The female characters in Kenneth Branagh's Much Ado About Nothing.

The female characters in Kenneth Branagh's Much Ado About Nothing.

About the Title: "Much Abrew About Nothing"

I crowd-sourced book/beer puns when titling this blog. Among the most delightful: "Yeast of Eden" for Steinbeck's East of Eden; "The Handmaid's Ale" for Atwood's The Handmaid's Tale; and "Beersburg, Ohio" for Anderson's Winesburg, Ohio (and as a reference to my home-state, to boot).

I wanted to go with an allusion so classic that it would ring true with a wide audience. And Shakespeare sure fits that bill. His play Much Ado About Nothing will be an upcoming blog entry, for sure.

Obviously, I don't think that books and beer are "nothing." Far from it! For 16 years, my entire academic and professional life revolved around the written word, and my current professional life revolves around beer. The title "Much Abrew About Nothing," then, works because "nothing" wasn't nothing to Shakespeare, either. 

The "nothing" of the title in Much Ado About Nothing is a triple pun. My dear friend and Shakespeare scholar Katie Brokaw directed me to this Atlantic article that briefly explains the pun like this:

In Elizabethan English, the word “nothing” was pronounced as “no-ting,” and it suggested our modern sense of “noting” as “noticing” (and even as spying)—so, yep, yet another theme in the play.
 
But! There’s another pun, too. Wordplay-happy Elizabethans often used “nothing”/“no-ting” as a euphemism for ... “vagina.” (There’s no thing there, get it?) Which means that the title Much Ado About Nothing, on top of everything else, also suggests Much Ado About … yeah.

--Megan Garber, "What's Pun Is Pun" (ha!)

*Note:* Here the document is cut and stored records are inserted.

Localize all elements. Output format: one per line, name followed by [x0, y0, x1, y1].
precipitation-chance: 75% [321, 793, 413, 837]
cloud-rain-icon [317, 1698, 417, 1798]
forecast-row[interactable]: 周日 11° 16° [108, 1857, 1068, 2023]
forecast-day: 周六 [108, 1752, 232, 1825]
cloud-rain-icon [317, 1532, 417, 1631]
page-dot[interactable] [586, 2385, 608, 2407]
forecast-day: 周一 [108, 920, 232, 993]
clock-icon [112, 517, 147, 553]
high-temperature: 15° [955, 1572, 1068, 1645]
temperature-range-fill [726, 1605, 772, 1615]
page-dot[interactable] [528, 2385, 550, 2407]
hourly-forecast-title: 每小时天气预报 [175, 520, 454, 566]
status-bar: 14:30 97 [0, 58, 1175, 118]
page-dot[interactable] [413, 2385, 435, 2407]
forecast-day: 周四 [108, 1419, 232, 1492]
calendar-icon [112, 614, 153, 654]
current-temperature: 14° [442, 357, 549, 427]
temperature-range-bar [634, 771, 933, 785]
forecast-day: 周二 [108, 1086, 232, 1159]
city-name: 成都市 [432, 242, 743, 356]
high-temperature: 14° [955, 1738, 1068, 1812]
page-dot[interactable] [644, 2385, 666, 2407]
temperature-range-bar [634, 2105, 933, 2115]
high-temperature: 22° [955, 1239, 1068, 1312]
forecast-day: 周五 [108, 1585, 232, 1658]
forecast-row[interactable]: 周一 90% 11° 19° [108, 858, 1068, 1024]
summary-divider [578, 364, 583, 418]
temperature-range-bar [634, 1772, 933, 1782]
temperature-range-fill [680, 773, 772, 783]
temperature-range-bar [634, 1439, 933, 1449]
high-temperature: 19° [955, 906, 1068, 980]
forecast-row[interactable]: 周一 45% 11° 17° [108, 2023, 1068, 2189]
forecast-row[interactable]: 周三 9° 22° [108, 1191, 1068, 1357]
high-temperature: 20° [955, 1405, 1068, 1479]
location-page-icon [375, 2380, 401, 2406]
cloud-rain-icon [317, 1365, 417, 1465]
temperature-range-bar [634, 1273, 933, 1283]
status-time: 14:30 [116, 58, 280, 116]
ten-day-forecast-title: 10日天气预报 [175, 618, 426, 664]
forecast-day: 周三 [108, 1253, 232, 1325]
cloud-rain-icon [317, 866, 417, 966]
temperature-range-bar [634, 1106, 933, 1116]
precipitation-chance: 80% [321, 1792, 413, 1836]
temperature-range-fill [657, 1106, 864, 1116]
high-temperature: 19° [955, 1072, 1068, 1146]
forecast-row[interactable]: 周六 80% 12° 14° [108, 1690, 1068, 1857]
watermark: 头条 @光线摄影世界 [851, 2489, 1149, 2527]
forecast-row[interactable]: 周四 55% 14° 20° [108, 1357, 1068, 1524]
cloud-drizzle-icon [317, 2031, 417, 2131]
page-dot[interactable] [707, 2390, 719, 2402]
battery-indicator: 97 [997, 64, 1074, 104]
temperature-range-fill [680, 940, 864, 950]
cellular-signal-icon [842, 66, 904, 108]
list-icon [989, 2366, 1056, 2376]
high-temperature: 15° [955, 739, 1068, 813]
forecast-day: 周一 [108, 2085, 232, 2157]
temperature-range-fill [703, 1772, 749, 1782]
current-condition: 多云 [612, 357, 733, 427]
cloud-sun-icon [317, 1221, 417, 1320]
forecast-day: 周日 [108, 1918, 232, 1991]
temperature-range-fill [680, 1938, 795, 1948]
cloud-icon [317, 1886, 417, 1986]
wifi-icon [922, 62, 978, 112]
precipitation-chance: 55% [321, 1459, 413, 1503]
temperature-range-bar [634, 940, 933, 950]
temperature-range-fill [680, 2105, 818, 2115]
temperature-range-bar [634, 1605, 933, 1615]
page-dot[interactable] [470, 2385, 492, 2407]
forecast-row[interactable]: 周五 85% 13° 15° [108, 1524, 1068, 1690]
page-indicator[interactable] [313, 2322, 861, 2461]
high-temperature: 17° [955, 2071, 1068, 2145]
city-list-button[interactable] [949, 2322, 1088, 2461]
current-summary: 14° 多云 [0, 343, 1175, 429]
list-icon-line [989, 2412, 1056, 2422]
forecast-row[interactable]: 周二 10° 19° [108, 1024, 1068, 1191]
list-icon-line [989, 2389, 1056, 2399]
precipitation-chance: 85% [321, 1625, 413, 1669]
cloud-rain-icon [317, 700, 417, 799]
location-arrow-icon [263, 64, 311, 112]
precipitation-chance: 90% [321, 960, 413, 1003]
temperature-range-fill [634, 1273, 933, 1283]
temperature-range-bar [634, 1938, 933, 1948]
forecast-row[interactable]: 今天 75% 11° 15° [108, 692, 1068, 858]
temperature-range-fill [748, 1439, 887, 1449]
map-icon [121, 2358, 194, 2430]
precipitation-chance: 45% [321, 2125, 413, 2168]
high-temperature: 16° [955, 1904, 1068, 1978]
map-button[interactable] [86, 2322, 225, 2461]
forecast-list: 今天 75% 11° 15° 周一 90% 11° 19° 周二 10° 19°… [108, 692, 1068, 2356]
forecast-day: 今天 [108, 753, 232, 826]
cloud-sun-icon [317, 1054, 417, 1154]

Much Abrew is all about noting, about reading texts and flavors carefully. And if Shakespeare's euphemistic pun about female genitalia is a bit of a reach, well, at the very least, I can say that I'm interested in involving more women in craft beer. The racy pun also inverts "nothing" to its complete opposite: the source of life. Beer sustained people when water was dangerous (did you know the Pilgrims built a brewery first-thing upon landing at Plymouth?) and literature sustains cultures (think of what essential knowledge about the human condition would go missing had Homer, Virgil, and Sappho's work not survived). Two very important things to note, if you ask me.